The main factors or variables that are responsible for resistance welding are Heat Generation of the place where two pieces are to be welded, and the applied pressure at the place where the welding joint is to be formed.

Heat Generation

The general formula for Heat generation is (H= I²R T) where “H” is the heat for electrical resistance welding that is generated by passing a large electrical current with low voltage through two pieces of metal that are touching each other.”H” is calculated in joules, “I” is the current in Amperes, and “R” is the resistance in Ohms, “T” is the time of current flow through the pieces to be welded.

Current

The temperature is regulated in resistance welding by controlling the magnitude and timing of the welding current and the welding current is obtained from a step-down transformer. The magnitude of current may be controlled through taps on the primary voltage supplied to the main transformer.

Current Supply System

There are three types of current supply systems that are used in the resistance welding process:

• Alternating current systems.
• Direct-current systems.
• Stored-energy current systems.

High-frequency resistance welding is used for applications for continuous seam or butt seam welding. The welding current frequencies are of the order of 450,000 cycles/second.

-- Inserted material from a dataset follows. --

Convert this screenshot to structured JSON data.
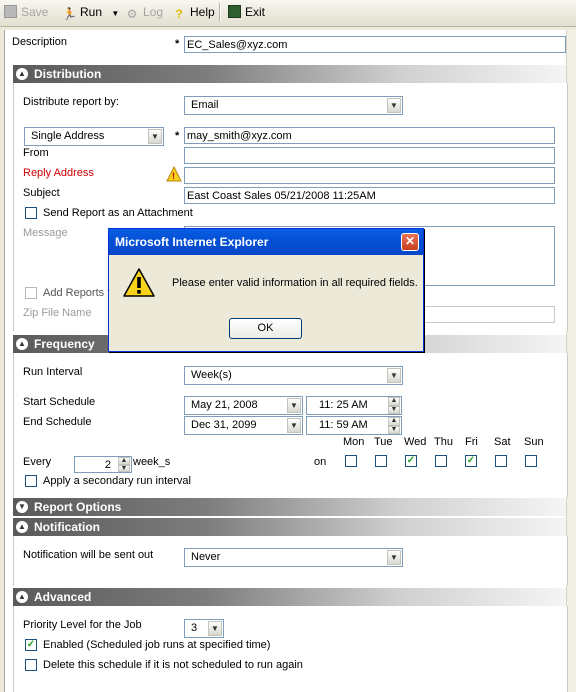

With a Direct current system, the energy is delivered directly from the power line ad rectifier to do direct current on the secondary side of the welding transformer.

Stored energy systems are mainly stored batteries, electromagnetic types, homopolar generators, and capacitor types. Capacitor stored energy involves charging a group of capacitors from a high voltage rectifier unit.

Resistance

The total resistance of the system “R” between the electrodes consists of the resistance of the workpiece, the resistance between the faying surfaces of two metal pieces to be welded together, and the total resistance between the electrodes and the work.

To avoid overheating the welding electrodes the resistance between the electrodes and the resistance of the workpiece should be as low as possible.

The contact resistance between the electrodes and workpiece can be reduced by keeping the electrode tip and the workpiece surface properly cleaned and using the electrodes of highly conductive materials like Copper alloys. It can be minimized by controlling the shape and size of the electrodes and using proper pressure between the electrodes and the workpieces also.

Time

The time “T” is set up in four definite segments or periods: Squeezing time, Welding time, Holding time, and Off time.

Squeezing time is the time between the initial application of the electrode pressure on the work and the initial application of current to make the weld. During this period the upper electrode comes in contact with the workpiece and develops full electrode force. At the end of squeeze time, the welding current is applied.

Weld time is the welding current flows through the circuit like enters from one electrode, passes through the workpieces, and goes out from the second electrode.

During holding time the force acts at the point of welding after the last impulse of the welding current ceases.

Off time is the interval from the end of the hold time to the beginning of the squeeze time for the next welding cycle. All these segments of times are controlled automatically in automatic machines, whereas in manually operated machines, only the weld time is controlled automatically.